IRISH troops have spoken of their task, in Uganda, in training 2,000 Somali soldiers to help fight pirates involved in a number of hijacks on international ships.
“It’s certainly very different, very challenging and very rewarding. We will hopefully achieve our mission and bring some stability to the area,” said Sgt Will Frawley. The Fermoy, Co Cork, man is one of a team of five involved in the training.
The sergeant is learning the Somali language so he can communicate effectively with the troops, giving them the skills needed to protect ports and help thwart pirate attacks. The training has been taking place since February but has not been revealed until now. It is being carried out at an army base in Bihanga, 220 kilometres from Ugandan capital Kampala – considered to be more safer than in war-torn Somalia.
But Sgt Frawley said there is something about the camp that reminds him of home. “I did all my training in Kilworth in Cork and when I look out at the lush green fields here, and even the way the troops have begun to move like Irish troops, it certainly reminds me of there,” he said. “In one way it is very isolated but it also looks very much like home.”

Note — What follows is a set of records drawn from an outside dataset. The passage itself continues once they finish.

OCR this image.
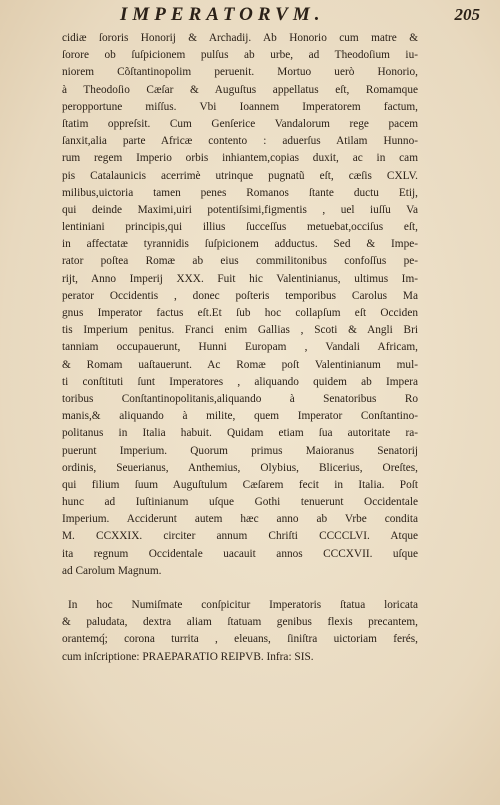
IMPERATORVM.	205
cidiæ ſororis Honorij & Archadij. Ab Honorio cum matre &
ſorore ob ſuſpicionem pulſus ab urbe, ad Theodoſium iu-
niorem Cõſtantinopolim peruenit. Mortuo uerò Honorio,
à Theodoſio Cæſar & Auguſtus appellatus eſt, Romamque
peropportune miſſus. Vbi Ioannem Imperatorem factum,
ſtatim oppreſsit. Cum Genſerice Vandalorum rege pacem
ſanxit,alia parte Africæ contento : aduerſus Atilam Hunno-
rum regem Imperio orbis inhiantem,copias duxit, ac in cam
pis Catalaunicis acerrimè utrinque pugnatũ eſt, cæſis CXLV.
milibus,uictoria tamen penes Romanos ſtante ductu Etij,
qui deinde Maximi,uiri potentiſsimi,figmentis , uel iuſſu Va
lentiniani principis,qui illius ſucceſſus metuebat,occiſus eſt,
in affectatæ tyrannidis ſuſpicionem adductus. Sed & Impe-
rator poſtea Romæ ab eius commilitonibus confoſſus pe-
rijt, Anno Imperij XXX. Fuit hic Valentinianus, ultimus Im-
perator Occidentis , donec poſteris temporibus Carolus Ma
gnus Imperator factus eſt.Et ſub hoc collapſum eſt Occiden
tis Imperium penitus. Franci enim Gallias , Scoti & Angli Bri
tanniam occupauerunt, Hunni Europam , Vandali Africam,
& Romam uaſtauerunt. Ac Romæ poſt Valentinianum mul-
ti conſtituti ſunt Imperatores , aliquando quidem ab Impera
toribus Conſtantinopolitanis,aliquando à Senatoribus Ro
manis,& aliquando à milite, quem Imperator Conſtantino-
politanus in Italia habuit. Quidam etiam ſua autoritate ra-
puerunt Imperium. Quorum primus Maioranus Senatorij
ordinis, Seuerianus, Anthemius, Olybius, Blicerius, Oreſtes,
qui filium ſuum Auguſtulum Cæſarem fecit in Italia. Poſt
hunc ad Iuſtinianum uſque Gothi tenuerunt Occidentale
Imperium. Acciderunt autem hæc anno ab Vrbe condita
M. CCXXIX. circiter annum Chriſti CCCCLVI. Atque
ita regnum Occidentale uacauit annos CCCXVII. uſque
ad Carolum Magnum.
In hoc Numiſmate conſpicitur Imperatoris ſtatua loricata
& paludata, dextra aliam ſtatuam genibus flexis precantem,
orantemq́; corona turrita , eleuans, ſiniſtra uictoriam ferés,
cum inſcriptione: PRAEPARATIO REIPVB. Infra: SIS.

The EU training mission was set up following the EU Council’s decision earlier this year to make the commitment as part of the security and defence policy brought in under the Lisbon Treaty. Irish Defence Forces Commandant Ronan Corcoran, from Kerry, said one of the aims was to improve the fighting skills of the troops so they could tackle the activities of Somali pirates on land. “Until there is security on the ground, there can’t be security at sea because these pirates have to come back into ports.”
The sister mission is EU-NAVFOR, the European Union Naval Force, which is protecting shipping off the coast of Somalia from piracy. The Somali troops are being taught how to fight in built-up areas and how to counter improvised explosive devices (IEDs) which are used as roadside bombs. “We are always conscious of where these people come from and where they are going back to and we always send them back as best prepared as we possibly can,” said Sgt Frawley.
There are 13 different nationalities represented in the training camp. The majority come from a special forces background – the French for example are from the Foreign Legion.
The Somali troops are also receiving legal training to ensure they respect human rights laws. The Irish troops vet all those undertaking training for age because there is a problem with child soldiers in Somalia.
The mission will finish at the end of this year but Sgt Frawley is looking forward to returning to Fermoy for a short holiday in August.
“Being away from home is part and parcel of army life. But we couldn’t come out here without the support from our families at home. I have a beautiful wife and two children and am looking forward to having some family time. They are very proud of what their daddy is doing in Africa.”